Save the world you love


24. Dezember 2018
Wir stehen auf dem Marktplatz. Kalter Wind weht mir um die Nase. Für meinen Vater und seine Freundin ist es Tradition hier zu stehen. Ein bisschen Musik, ein paar Worte vom Bürgermeister zum Jahresende, mit denen man die Stadt noch ein wenig selbst beweihräuchert und das Glockenspiel.
Ein Lied wird gesungen. Ich kenne es nicht, aber ich lausche auf den Text. Im Refrain gibt es diese eine Zeile „You gave everything to save the world you love“. Ja, ich habe es versucht. Ich habe versucht, das Gestern mit ins Heute zu nehmen. Ich habe alles versucht und musste trotzdem loslassen.
Tränen in meinen Augen. Ich schaue schnell auf den Boden, damit mein Vater nichts mitbekommt. Seitdem hallt diese Liedzeile täglich in meinem Kopf.

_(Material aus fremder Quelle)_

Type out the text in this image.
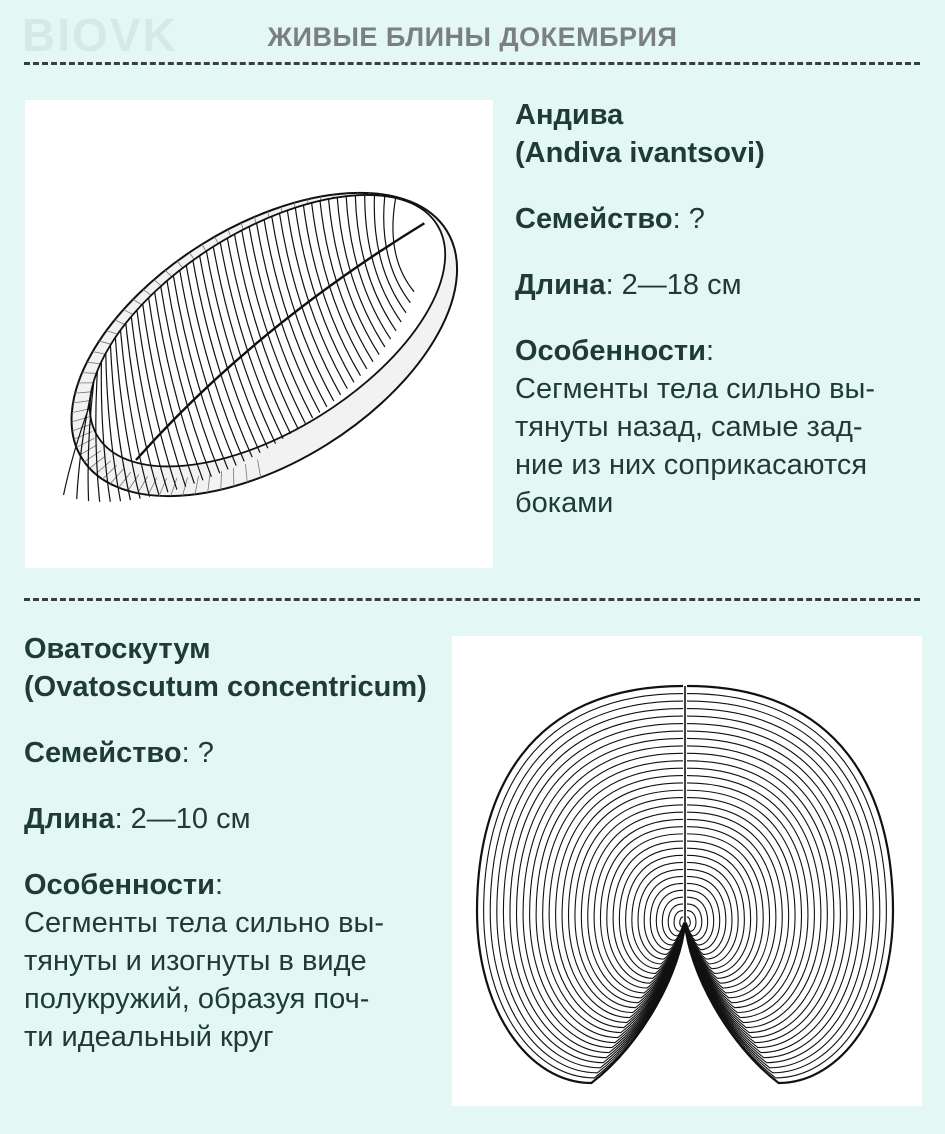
BIOVK	ЖИВЫЕ БЛИНЫ ДОКЕМБРИЯ

Андива

(Andiva ivantsovi)

Семейство: ?

Длина: 2—18 см

Особенности:

Сегменты тела сильно вы-

тянуты назад, самые зад-

ние из них соприкасаются

боками

Оватоскутум

(Ovatoscutum concentricum)

Семейство: ?

Длина: 2—10 см

Особенности:

Сегменты тела сильно вы-

тянуты и изогнуты в виде

полукружий, образуя поч-

ти идеальный круг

Irgendwann Anfang Dezember. Ich auf dem grünen Stuhl, er übereck.
„Was mache ich, wenn da im Januar einfach keiner mehr ist?“, frage ich. Eine Antwort auf die Frage hat er wahrscheinlich auch nicht. „Es wird eine harte Zeit Mondkind. Aber sag Dir immer, dass es das letzte Mal ist. Du schaffst das schon.“
Das habe ich oft gehört. „Du schaffst das schon“. Nicht nur von ihm, sondern generell. Was das heißt, macht sich keiner klar.

Ich könnte die Wände hoch gehen. Es ist absolut der worst case, der sich hier gerade abspielt. Die Arbeitsbelastung auf der Chirurgie ist enorm – allein das fordert schon viel.
Und dann bleiben wirklich wenige Leute. Nachdem das mit der Familie so schief gegangen ist, haben wir alle nicht mehr miteinander geredet. Sonst haben meine Schwester und ich uns schon mal erzählt, wie das PJ so läuft. Der Neuro – Oberdoc ist nicht mehr da und mit dem Umzug der Klinik wahrscheinlich mehr als ausgelastet. Mit der Therapeutin gab es ja immer nur die festen Termine, was überhaupt erst immer wieder dieses „Dazwischen“ kreiert hat, in dem ich seit mehr als sieben Tagen lebe. Die Freunde sind ehrlich gesagt auch keine große Hilfe. Die einen will man nicht belasten, weil sie genug mit sich zu tun haben, die anderen können es nicht mehr verstehen, dass ich jetzt hier bin und mich trotzdem nicht alle Nase lang treffen kann – insbesondere, wo auf der Chirurgie 10 – 12 – Stunden – Tage an der Tagesordnung sind und nebenbei ein Examen vorbereitet werden will. Ich befürchte, am mündlichen Examen wird die nächste Freundschaft zerbrechen. „Ich melde mich nicht mehr bei Dir Mondkind, wenn dann musst Du auf mich zukommen.“ Man hat es schon an seiner Stimmlage gehört, dass er ärgerlich war.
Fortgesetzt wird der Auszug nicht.